At the age of five, I began shaping and formulating my moral compasses without even knowing.
My youngest sister was born severely disabled with a life expectancy of less than a year. At this age, I did not realize how the ethical decisions I was making with my parents, in regard to my sister, were actually shaping and formulating the way I make decisions today.
I believe in preserving and maximizing the quality of life for an individual.
I believe that each person has the ability to live a happy and fulfilling life. I believe that no person should ever endure pain or suffering, but when there is suffering, which will undeniably occur, each person should have the opportunity to preserve what happiness they have.
Quality of life should not be measured quantitatively; questions on the quality of life cannot be answered in simple "yes" or "no" answers.
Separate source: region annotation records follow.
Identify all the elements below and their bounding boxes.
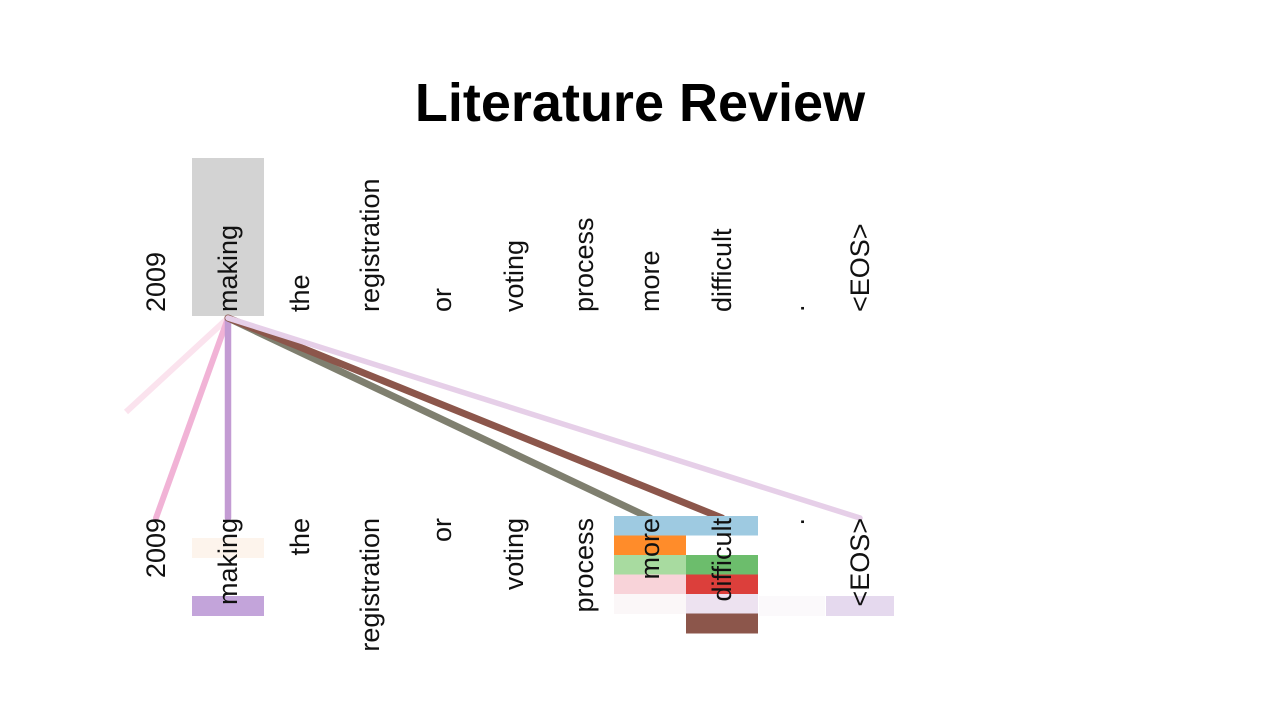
- source-token-1: making: [213, 225, 243, 312]
- target-token-10: <EOS>: [845, 518, 875, 607]
- attention-link-faint: [123, 315, 231, 415]
- difficult-cell-3: [686, 574, 758, 595]
- difficult-cell-1: [686, 535, 758, 556]
- making-cell-0: [192, 538, 264, 558]
- source-token-0: 2009: [141, 252, 171, 312]
- dot-cell-0: [759, 596, 825, 616]
- difficult-cell-0: [686, 516, 758, 536]
- target-token-7: more: [635, 518, 665, 580]
- more-cell-2: [614, 555, 686, 575]
- difficult-cell-2: [686, 555, 758, 575]
- source-token-4: or: [427, 288, 457, 312]
- making-cell-1: [192, 596, 264, 616]
- source-token-3: registration: [355, 178, 385, 312]
- attention-link-2: [224, 314, 654, 522]
- target-token-1: making: [213, 518, 243, 605]
- more-cell-1: [614, 535, 686, 556]
- slide-title: Literature Review: [414, 73, 866, 133]
- source-token-9: .: [780, 304, 810, 312]
- more-cell-3: [614, 574, 686, 595]
- source-highlight: [192, 158, 264, 316]
- eos-cell-0: [826, 596, 894, 616]
- target-token-5: voting: [499, 518, 529, 590]
- difficult-cell-4: [686, 594, 758, 614]
- target-token-6: process: [569, 518, 599, 613]
- source-token-2: the: [285, 274, 315, 312]
- target-token-2: the: [285, 518, 315, 556]
- source-token-8: difficult: [707, 228, 737, 312]
- source-token-5: voting: [499, 240, 529, 312]
- target-token-3: registration: [355, 518, 385, 652]
- target-token-9: .: [780, 518, 810, 526]
- more-cell-4: [614, 594, 686, 614]
- attention-link-0: [153, 315, 231, 521]
- target-token-0: 2009: [141, 518, 171, 578]
- target-token-4: or: [427, 518, 457, 542]
- more-cell-0: [614, 516, 686, 536]
- attention-link-3: [224, 314, 726, 522]
- source-token-7: more: [635, 250, 665, 312]
- target-token-8: difficult: [707, 518, 737, 602]
- attention-link-4: [225, 315, 863, 521]
- difficult-cell-5: [686, 613, 758, 634]
- source-token-6: process: [569, 217, 599, 312]
- source-token-10: <EOS>: [845, 223, 875, 312]
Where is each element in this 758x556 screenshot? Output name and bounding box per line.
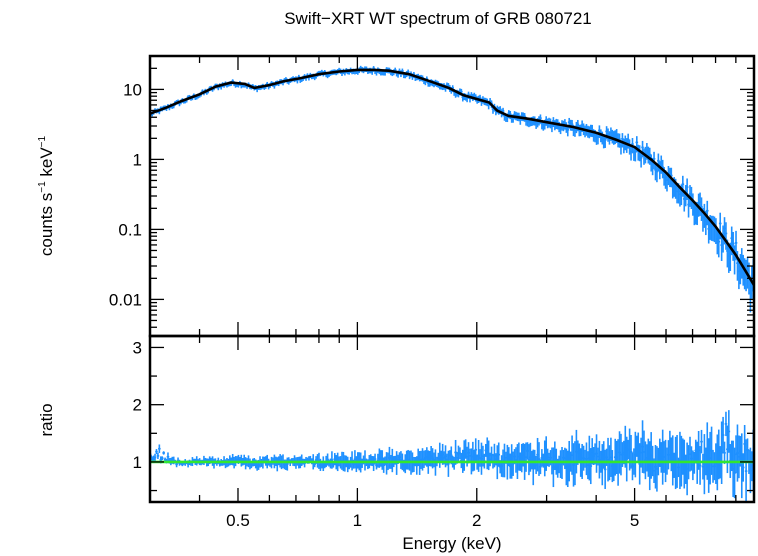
spectrum-model-line bbox=[150, 68, 754, 286]
y-tick-label: 0.01 bbox=[109, 290, 142, 309]
x-axis-label: Energy (keV) bbox=[402, 534, 501, 553]
ratio-tick-label: 3 bbox=[133, 338, 142, 357]
spectrum-panel-frame bbox=[148, 54, 756, 338]
ratio-tick-label: 2 bbox=[133, 396, 142, 415]
y-label-kev: keV bbox=[37, 147, 56, 182]
spectrum-y-ticks: 10 1 0.1 0.01 bbox=[109, 55, 754, 337]
spectrum-plot-area bbox=[150, 65, 754, 313]
y-label-sup1: −1 bbox=[37, 181, 48, 193]
chart-title: Swift−XRT WT spectrum of GRB 080721 bbox=[284, 9, 592, 28]
ratio-panel-frame bbox=[148, 334, 756, 504]
y-tick-label: 0.1 bbox=[118, 220, 142, 239]
ratio-plot-area bbox=[150, 410, 754, 502]
spectrum-data-series bbox=[150, 65, 754, 313]
ratio-tick-label: 1 bbox=[133, 453, 142, 472]
x-tick-label: 0.5 bbox=[226, 511, 250, 530]
y-tick-label: 1 bbox=[133, 150, 142, 169]
ratio-data-series bbox=[150, 410, 754, 502]
x-tick-label: 5 bbox=[630, 511, 639, 530]
ratio-y-ticks: 1 2 3 bbox=[133, 338, 754, 492]
x-tick-label: 1 bbox=[353, 511, 362, 530]
y-label-counts: counts s bbox=[37, 193, 56, 256]
spectrum-y-label: counts s−1 keV−1 bbox=[37, 135, 56, 256]
y-tick-label: 10 bbox=[123, 80, 142, 99]
x-ticks: 0.5 1 2 5 bbox=[149, 56, 755, 530]
ratio-y-label: ratio bbox=[37, 403, 56, 436]
y-label-sup2: −1 bbox=[37, 135, 48, 147]
ratio-panel: 1 2 3 ratio bbox=[37, 334, 756, 504]
x-tick-label: 2 bbox=[472, 511, 481, 530]
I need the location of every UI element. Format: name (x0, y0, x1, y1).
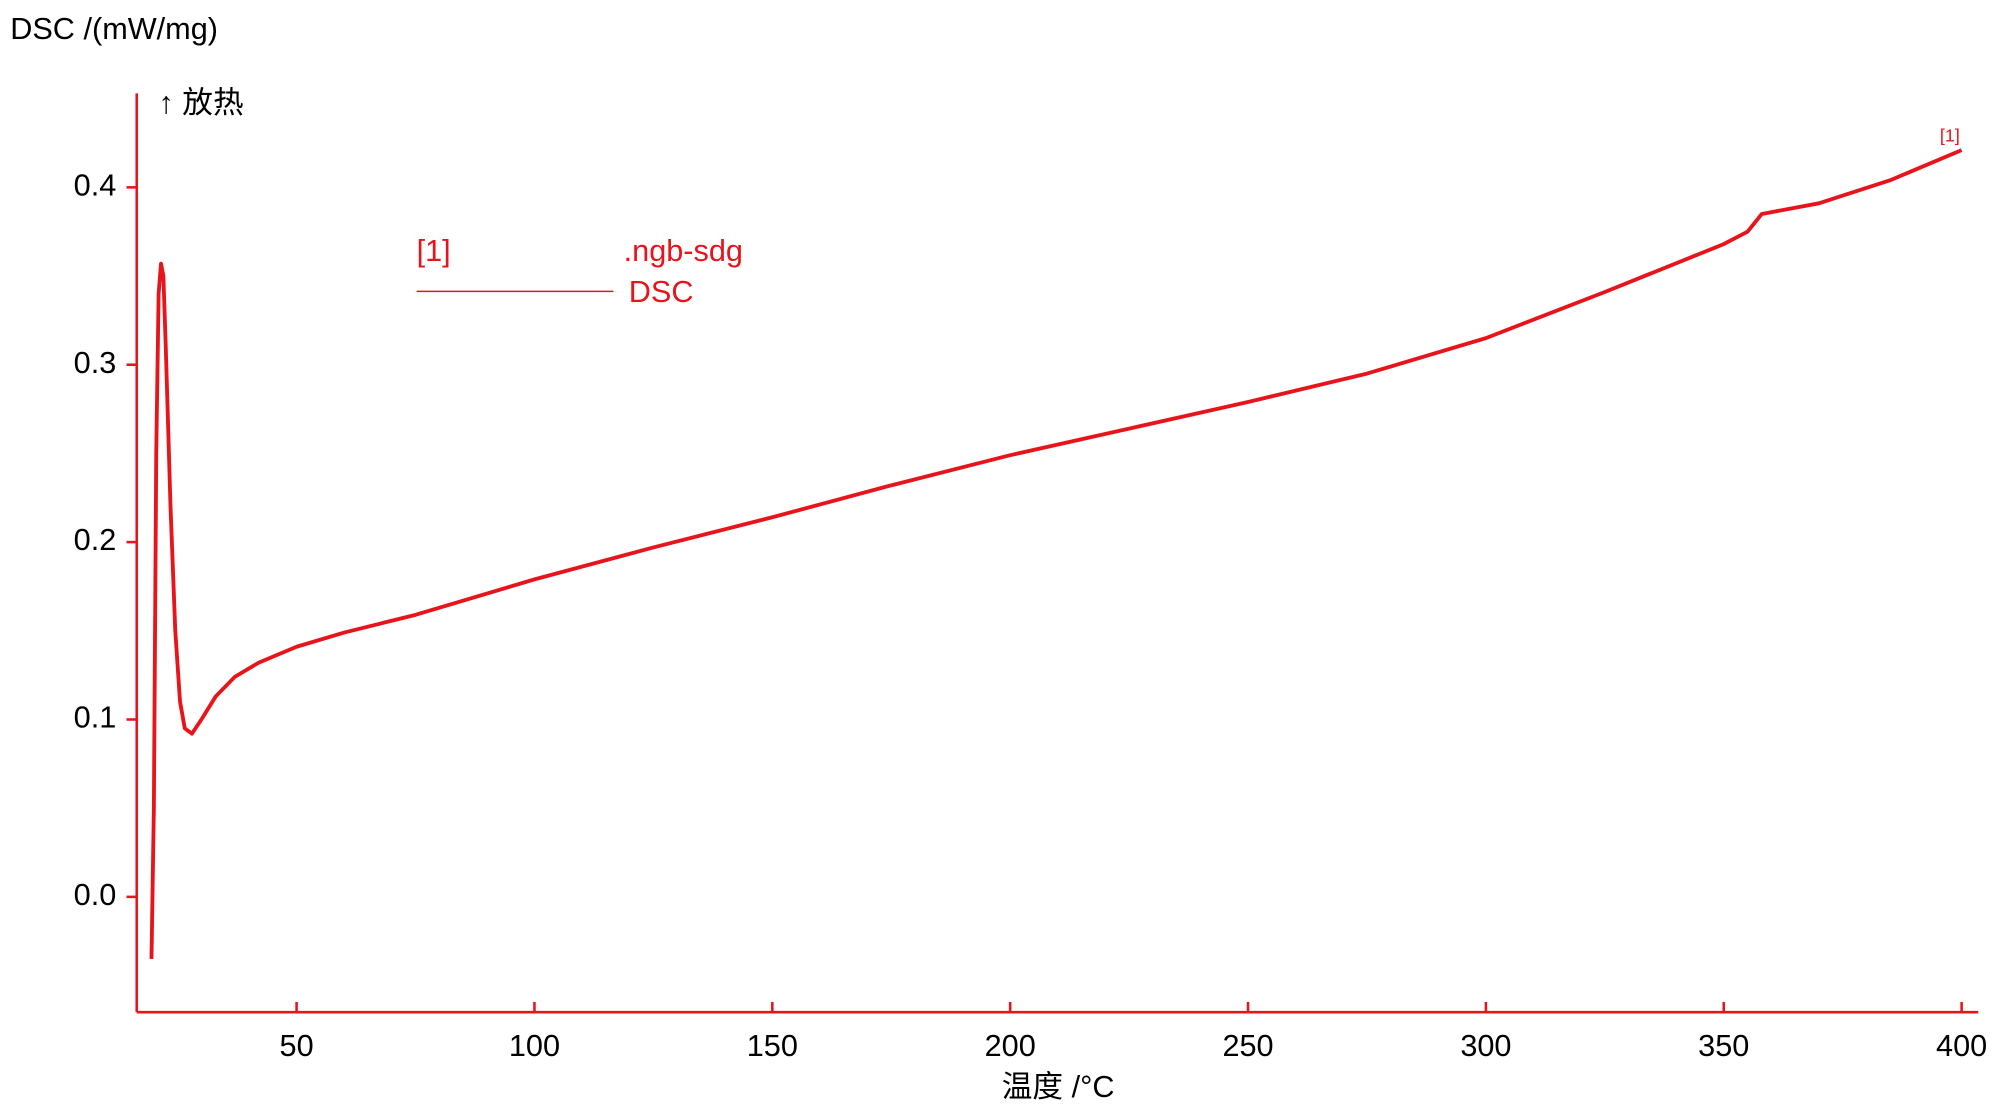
x-tick-label: 400 (1936, 1029, 1987, 1063)
end-label: [1] (1940, 125, 1960, 145)
legend-label: DSC (629, 275, 694, 309)
legend-file: .ngb-sdg (624, 234, 743, 268)
y-tick-label: 0.0 (74, 878, 117, 912)
x-tick-label: 350 (1698, 1029, 1749, 1063)
y-tick-label: 0.3 (74, 346, 117, 380)
y-axis-label: DSC /(mW/mg) (10, 12, 218, 46)
x-tick-label: 100 (509, 1029, 560, 1063)
direction-label: ↑ 放热 (158, 86, 243, 120)
y-tick-label: 0.2 (74, 523, 117, 557)
x-tick-label: 300 (1460, 1029, 1511, 1063)
x-tick-label: 200 (985, 1029, 1036, 1063)
legend-id: [1] (417, 234, 451, 268)
y-tick-label: 0.4 (74, 168, 117, 202)
x-tick-label: 50 (280, 1029, 314, 1063)
data-line (149, 148, 1963, 959)
y-tick-label: 0.1 (74, 701, 117, 735)
x-axis-label: 温度 /°C (1002, 1070, 1115, 1104)
x-tick-label: 150 (747, 1029, 798, 1063)
x-tick-label: 250 (1222, 1029, 1273, 1063)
Quality of life is situational. Each person has their own limits and their own values in which they believe. Although some situations may seem similar on the outside, each is different; which is why I also strongly believe in humanism. I believe that each person is a whole and has their own dignity. We, as humans, are not just charts or numbers - we are individuals with our own intrinsic thoughts and feelings. We know ourselves best, and to know others, we must know their likes, hatred, aspirations, and goals in life.
A person's past, their own beliefs, and their surroundings greatly inhibit the decisions they make.
I know my outlook on life is much different than my neighbor's, so when speaking about the quality of life through a humanistic eye, one should look at a situation in the eyes of the person being affected. We should aim to not disrupt the integrity of others, and that means not making decisions about them before fully understanding them. No person is allowed to put a dollar amount on another person's life, so no person should have the ability to quantify another's life.
Watching my sister in relation to other children her age made me realize how hard her life truly was, but more importantly that quality of life is not a scale.
Seeing and hearing the struggles of others at her age, such as fighting to make friends or to make the baseball team, at first made me angry. These people did not realize how fortunate they truly were. Fortunately, through my family, I learned that each person deals with their own struggles. I now know that each person lives a different life and that what may seem like an issue to me, may not be an issue to others.
When making moral decisions I have to remind myself to think of these days. I have to remember to be humanistic and fair. I have to respect others and not compare myself to them.